To address this, MFOs can provide mentoring and structured programs for successors focused on investment, risk management, and stewardship. These programs empower heirs to make informed decisions and align with the family’s long-term vision.
It’s not just about teaching technical skills. It’s about instilling a sense of responsibility and helping the next generation understand the impact of their decisions. However, the advice succeeds only when successors accept its need and reach MFOs themselves.
Professionalizing a family business
There is a growing trend among UHNIs in India to bring in professional management for their family businesses, ensuring business continuity across generations. Traditionally, leadership roles were reserved for family members, but this is gradually changing with the next generation wanting to explore domains beyond the family business.
For example, families can look to successful models such as Mahindra & Mahindra, where majority ownership remains within the family, but day-to-day operations are managed by professionals. This separation of ownership and operations reduces internal conflict, preserves business value, and allows family members to focus on long-term strategy.

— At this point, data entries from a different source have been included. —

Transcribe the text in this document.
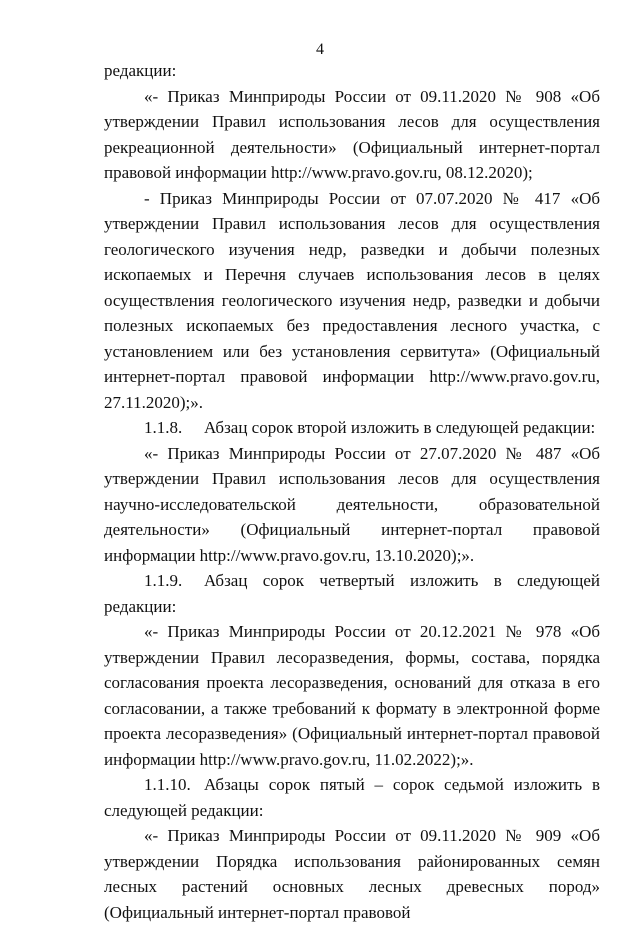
4

редакции:

«- Приказ Минприроды России от 09.11.2020 № 908 «Об утверждении Правил использования лесов для осуществления рекреационной деятельности» (Официальный интернет-портал правовой информации http://www.pravo.gov.ru, 08.12.2020);

- Приказ Минприроды России от 07.07.2020 № 417 «Об утверждении Правил использования лесов для осуществления геологического изучения недр, разведки и добычи полезных ископаемых и Перечня случаев использования лесов в целях осуществления геологического изучения недр, разведки и добычи полезных ископаемых без предоставления лесного участка, с установлением или без установления сервитута» (Официальный интернет-портал правовой информации http://www.pravo.gov.ru, 27.11.2020);».

1.1.8. Абзац сорок второй изложить в следующей редакции:

«- Приказ Минприроды России от 27.07.2020 № 487 «Об утверждении Правил использования лесов для осуществления научно-исследовательской деятельности, образовательной деятельности» (Официальный интернет-портал правовой информации http://www.pravo.gov.ru, 13.10.2020);».

1.1.9. Абзац сорок четвертый изложить в следующей редакции:

«- Приказ Минприроды России от 20.12.2021 № 978 «Об утверждении Правил лесоразведения, формы, состава, порядка согласования проекта лесоразведения, оснований для отказа в его согласовании, а также требований к формату в электронной форме проекта лесоразведения» (Официальный интернет-портал правовой информации http://www.pravo.gov.ru, 11.02.2022);».

1.1.10. Абзацы сорок пятый – сорок седьмой изложить в следующей редакции:

«- Приказ Минприроды России от 09.11.2020 № 909 «Об утверждении Порядка использования районированных семян лесных растений основных лесных древесных пород» (Официальный интернет-портал правовой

Business management while maintaining family oversight is critical to both business sustainability and personal relationships within the family.
Simplifying property transfer
India’s regulatory environment presents both opportunities and challenges for asset transfers. Advisors such as MFOs can recommend appropriate structures to minimize high costs and risk. Proactive planning is key. Structured transfers, guided by experienced advisors, can reduce tax liabilities and create a secure foundation for future generations.
A future-ready approach
As India’s UHNI population grows, so does the importance of adopting future-ready succession strategies. Families must balance traditional practices with modern tools, integrating governance structures, professional management, philanthropy, and mentoring into their plans.
Multifamily offices are uniquely positioned to guide this journey, offering personalized solutions that reflect each family’s unique dynamics and aspirations. By addressing both financial and non-financial goals, India’s wealth creators can ensure their legacies last far beyond their heritage.
(Rajamohan Krishnan is the principal founder and managing director of Entrust.)